New insights into MLL gene rearranged acute leukemias using gene expression profiling: shared pathways, lineage commitment, and partner genes
A Kohlmann, C. Schoch, M. Dugas, S Schnittger, W. Hiddemann, W. Kern, and T. Haferlach. Leukemia (2005) 19, 953-964.
In acute leukemia, the myeloid/lymphoid or mixed-lineage leukemia (MLL) gene, located at chromosomal band 11q23, is a recurrent target of chromosome translocation. The MLL fusion proteins play roles in signal transduction or transcriptional regulation during the oncogenic process. MLL gene rearrangements occur in both subtypes of leukemia, ALL (acute lymphoblastic leukemia) and AML (acute myeloid leukemia).
This study investigated global expression patterns and common target genes of ALL and AML leukemia subtypes, the MLL chimeric fusion genes, and how these fusion proteins affect the cellular properties of both myeloid and lymphoblastic lineages.

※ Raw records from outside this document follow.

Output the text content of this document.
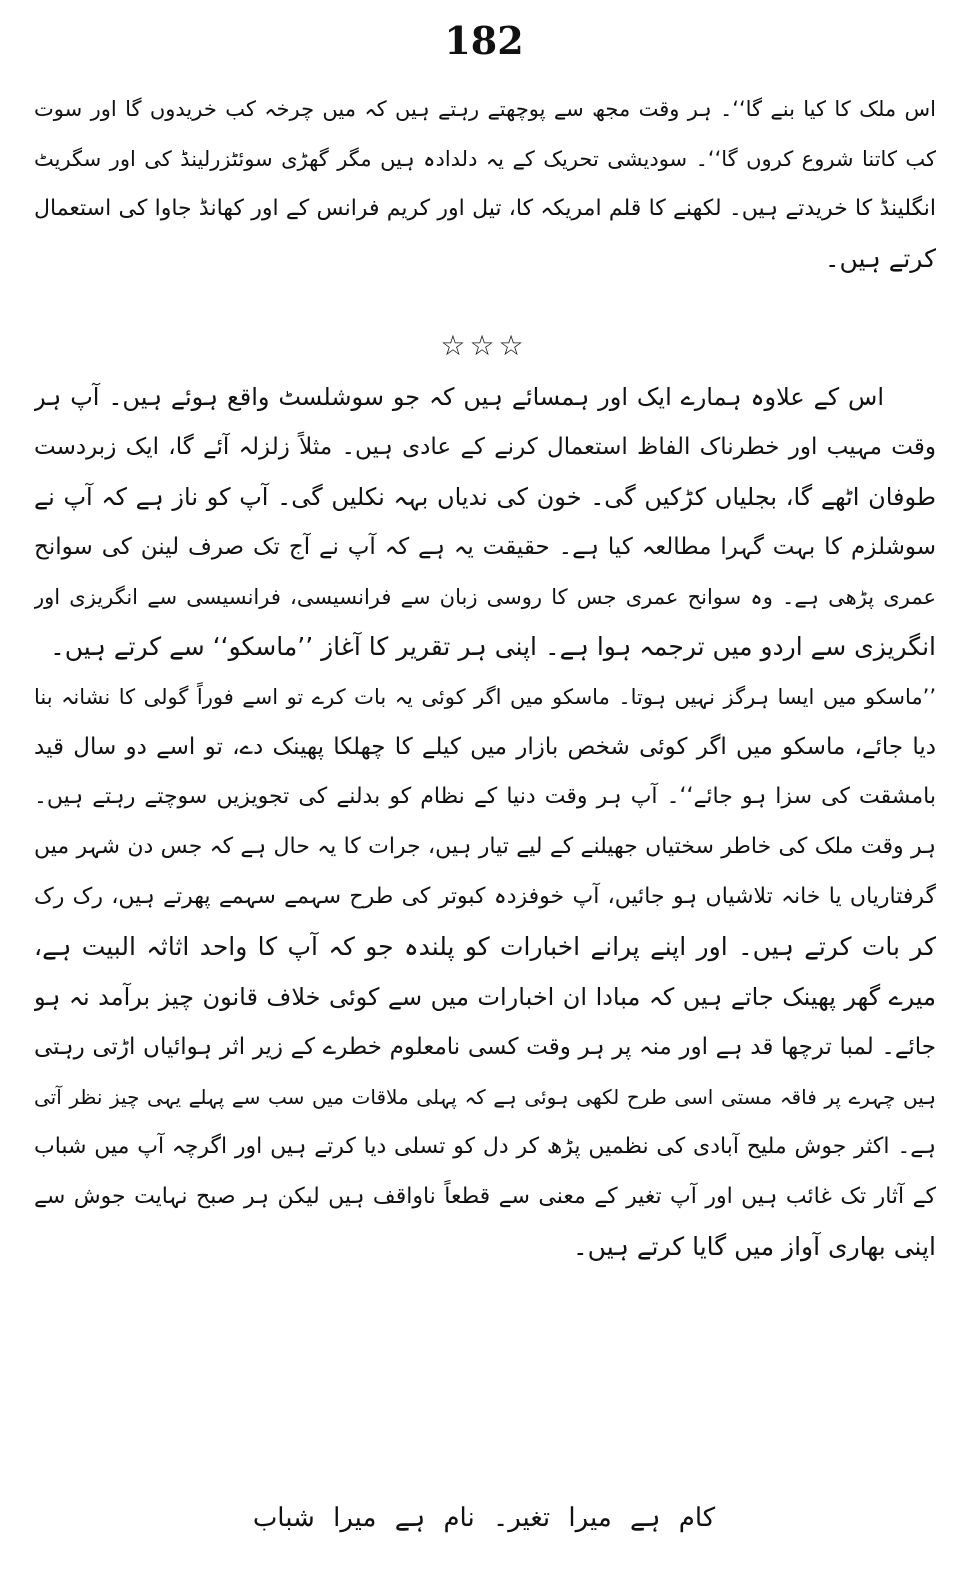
182
اس ملک کا کیا بنے گا‘‘۔ ہر وقت مجھ سے پوچھتے رہتے ہیں کہ میں چرخہ کب خریدوں گا اور سوت
کب کاتنا شروع کروں گا‘‘۔ سودیشی تحریک کے یہ دلدادہ ہیں مگر گھڑی سوئٹزرلینڈ کی اور سگریٹ
انگلینڈ کا خریدتے ہیں۔ لکھنے کا قلم امریکہ کا، تیل اور کریم فرانس کے اور کھانڈ جاوا کی استعمال
کرتے ہیں۔
☆☆☆
اس کے علاوہ ہمارے ایک اور ہمسائے ہیں کہ جو سوشلسٹ واقع ہوئے ہیں۔ آپ ہر
وقت مہیب اور خطرناک الفاظ استعمال کرنے کے عادی ہیں۔ مثلاً زلزلہ آئے گا، ایک زبردست
طوفان اٹھے گا، بجلیاں کڑکیں گی۔ خون کی ندیاں بہہ نکلیں گی۔ آپ کو ناز ہے کہ آپ نے
سوشلزم کا بہت گہرا مطالعہ کیا ہے۔ حقیقت یہ ہے کہ آپ نے آج تک صرف لینن کی سوانح
عمری پڑھی ہے۔ وہ سوانح عمری جس کا روسی زبان سے فرانسیسی، فرانسیسی سے انگریزی اور
انگریزی سے اردو میں ترجمہ ہوا ہے۔ اپنی ہر تقریر کا آغاز ’’ماسکو‘‘ سے کرتے ہیں۔
’’ماسکو میں ایسا ہرگز نہیں ہوتا۔ ماسکو میں اگر کوئی یہ بات کرے تو اسے فوراً گولی کا نشانہ بنا
دیا جائے، ماسکو میں اگر کوئی شخص بازار میں کیلے کا چھلکا پھینک دے، تو اسے دو سال قید
بامشقت کی سزا ہو جائے‘‘۔ آپ ہر وقت دنیا کے نظام کو بدلنے کی تجویزیں سوچتے رہتے ہیں۔
ہر وقت ملک کی خاطر سختیاں جھیلنے کے لیے تیار ہیں، جرات کا یہ حال ہے کہ جس دن شہر میں
گرفتاریاں یا خانہ تلاشیاں ہو جائیں، آپ خوفزدہ کبوتر کی طرح سہمے سہمے پھرتے ہیں، رک رک
کر بات کرتے ہیں۔ اور اپنے پرانے اخبارات کو پلندہ جو کہ آپ کا واحد اثاثہ البیت ہے،
میرے گھر پھینک جاتے ہیں کہ مبادا ان اخبارات میں سے کوئی خلاف قانون چیز برآمد نہ ہو
جائے۔ لمبا ترچھا قد ہے اور منہ پر ہر وقت کسی نامعلوم خطرے کے زیر اثر ہوائیاں اڑتی رہتی
ہیں چہرے پر فاقہ مستی اسی طرح لکھی ہوئی ہے کہ پہلی ملاقات میں سب سے پہلے یہی چیز نظر آتی
ہے۔ اکثر جوش ملیح آبادی کی نظمیں پڑھ کر دل کو تسلی دیا کرتے ہیں اور اگرچہ آپ میں شباب
کے آثار تک غائب ہیں اور آپ تغیر کے معنی سے قطعاً ناواقف ہیں لیکن ہر صبح نہایت جوش سے
اپنی بھاری آواز میں گایا کرتے ہیں۔
کام ہے میرا تغیر۔ نام ہے میرا شباب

A series of 363 adult acute leukemia specimens were analyzed using the Affymetrix7 GeneChip7 U133 array sets. Although expression profiling indicated distinct expression signatures from two subtypes of leukemia, it could not clearly demonstrate an association between the differentially expressed genes and six partner genes that are known to interact with the MLL gene.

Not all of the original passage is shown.